Hereupon Josephine assumed an attitude of reflection. When she began to speak presently, her words and manner suggested the demeanor of a trance medium, or seer—as though she were peering into the abyss of the future.
"The interview appears, and her husband is less disturbed than she expects. He declares that the press portrait is an abomination and libellous, but he admits that the text is considerately done for a newspaper interview, and that, barring a few inaccuracies and a little exaggeration due to poetic license, she is made to appear less of a fool than she had a right to expect. This cheers and encourages her, and helps to allay the consciousness that the publication of her face and doings was purely a gratuitous advertisement. She firmly resolves that she will reform and live up to the description of her, and she resolves to devote herself to a more definite field of action. Accordingly, after deliberation, she rejects the case of the blind, and decides to take up the problem of how to make humble homes attractive by simple art. She buys a complete edition of Ruskin, and writes to a half-dozen prominent men and as many women for the use of their names as a nucleus for a club to be known as "The Home Beautifying Society." A meeting is held, and she is elected President and a member of the Executive Committee, facts of which the public is duly informed by her pathetic newspaper admirer. There, philosopher, you see she is doing something serious already."
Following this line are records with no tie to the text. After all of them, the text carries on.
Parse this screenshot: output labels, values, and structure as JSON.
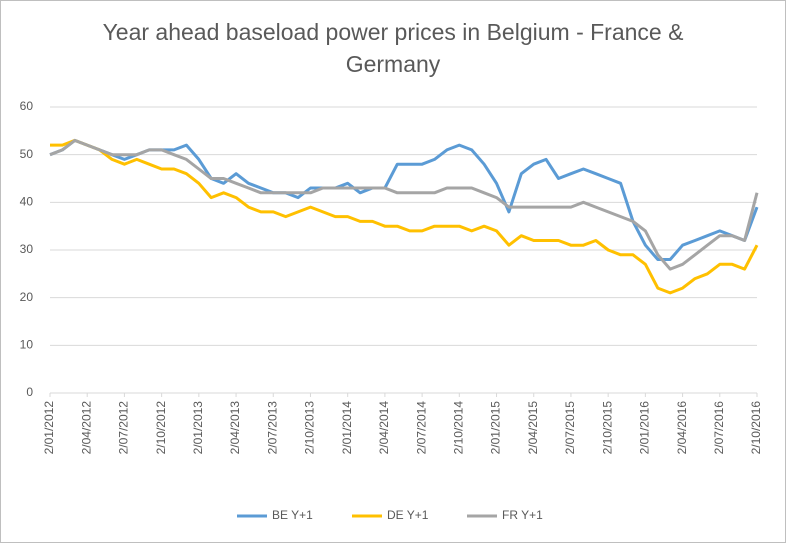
{
  "chart_data": {
    "type": "line",
    "title": "Year ahead baseload power prices in Belgium - France & Germany",
    "x": [
      "2/01/2012",
      "2/02/2012",
      "2/03/2012",
      "2/04/2012",
      "2/05/2012",
      "2/06/2012",
      "2/07/2012",
      "2/08/2012",
      "2/09/2012",
      "2/10/2012",
      "2/11/2012",
      "2/12/2012",
      "2/01/2013",
      "2/02/2013",
      "2/03/2013",
      "2/04/2013",
      "2/05/2013",
      "2/06/2013",
      "2/07/2013",
      "2/08/2013",
      "2/09/2013",
      "2/10/2013",
      "2/11/2013",
      "2/12/2013",
      "2/01/2014",
      "2/02/2014",
      "2/03/2014",
      "2/04/2014",
      "2/05/2014",
      "2/06/2014",
      "2/07/2014",
      "2/08/2014",
      "2/09/2014",
      "2/10/2014",
      "2/11/2014",
      "2/12/2014",
      "2/01/2015",
      "2/02/2015",
      "2/03/2015",
      "2/04/2015",
      "2/05/2015",
      "2/06/2015",
      "2/07/2015",
      "2/08/2015",
      "2/09/2015",
      "2/10/2015",
      "2/11/2015",
      "2/12/2015",
      "2/01/2016",
      "2/02/2016",
      "2/03/2016",
      "2/04/2016",
      "2/05/2016",
      "2/06/2016",
      "2/07/2016",
      "2/08/2016",
      "2/09/2016",
      "2/10/2016"
    ],
    "xticks": [
      "2/01/2012",
      "2/04/2012",
      "2/07/2012",
      "2/10/2012",
      "2/01/2013",
      "2/04/2013",
      "2/07/2013",
      "2/10/2013",
      "2/01/2014",
      "2/04/2014",
      "2/07/2014",
      "2/10/2014",
      "2/01/2015",
      "2/04/2015",
      "2/07/2015",
      "2/10/2015",
      "2/01/2016",
      "2/04/2016",
      "2/07/2016",
      "2/10/2016"
    ],
    "series": [
      {
        "name": "BE Y+1",
        "color": "#5b9bd5",
        "values": [
          50,
          51,
          53,
          52,
          51,
          50,
          49,
          50,
          51,
          51,
          51,
          52,
          49,
          45,
          44,
          46,
          44,
          43,
          42,
          42,
          41,
          43,
          43,
          43,
          44,
          42,
          43,
          43,
          48,
          48,
          48,
          49,
          51,
          52,
          51,
          48,
          44,
          38,
          46,
          48,
          49,
          45,
          46,
          47,
          46,
          45,
          44,
          36,
          31,
          28,
          28,
          31,
          32,
          33,
          34,
          33,
          32,
          39
        ]
      },
      {
        "name": "DE Y+1",
        "color": "#ffc000",
        "values": [
          52,
          52,
          53,
          52,
          51,
          49,
          48,
          49,
          48,
          47,
          47,
          46,
          44,
          41,
          42,
          41,
          39,
          38,
          38,
          37,
          38,
          39,
          38,
          37,
          37,
          36,
          36,
          35,
          35,
          34,
          34,
          35,
          35,
          35,
          34,
          35,
          34,
          31,
          33,
          32,
          32,
          32,
          31,
          31,
          32,
          30,
          29,
          29,
          27,
          22,
          21,
          22,
          24,
          25,
          27,
          27,
          26,
          31
        ]
      },
      {
        "name": "FR Y+1",
        "color": "#a5a5a5",
        "values": [
          50,
          51,
          53,
          52,
          51,
          50,
          50,
          50,
          51,
          51,
          50,
          49,
          47,
          45,
          45,
          44,
          43,
          42,
          42,
          42,
          42,
          42,
          43,
          43,
          43,
          43,
          43,
          43,
          42,
          42,
          42,
          42,
          43,
          43,
          43,
          42,
          41,
          39,
          39,
          39,
          39,
          39,
          39,
          40,
          39,
          38,
          37,
          36,
          34,
          29,
          26,
          27,
          29,
          31,
          33,
          33,
          32,
          42
        ]
      }
    ],
    "ylim": [
      0,
      60
    ],
    "yticks": [
      0,
      10,
      20,
      30,
      40,
      50,
      60
    ],
    "grid": true,
    "legend": "bottom"
  }
}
"You are incorrigible, Josephine," I asserted.
"She means so well, poor dear," my wife continued with a genuinely worried air. "She fully intends to devote herself to that society and make it a success, and she does so for a few weeks. Indeed, she raises money enough to employ a superintendent, and through him to give an exhibition of a poor man's house as it ought to be furnished, and by way of speaking contrast a poor man's house as it is too apt to be furnished when he has money enough to furnish it gaudily. And then she helps get out the annual report, which mentions progress, and shows a balance of $1.42 in the treasury, which leads her to make the announcement that in order to insure the successful continuation of a movement calculated to serve as a potent æsthetic influence among the unenlightened, the liberal contributions made by friends must be renewed in the fall. And then, there are so many other things she has to do. Just listen, philosopher, to what the poor thing has become in less than a year since her life appeared in the newspaper, and tell me what she is to do.
§ 1. Second Vice-President of the American Cremation Society.
§ 2. Member of Text Committee of the Society to Improve the Morals of Persons Undergoing Sentence.
§ 3. Chairman of the Inspecting Committee of the Sterilized Milk Association.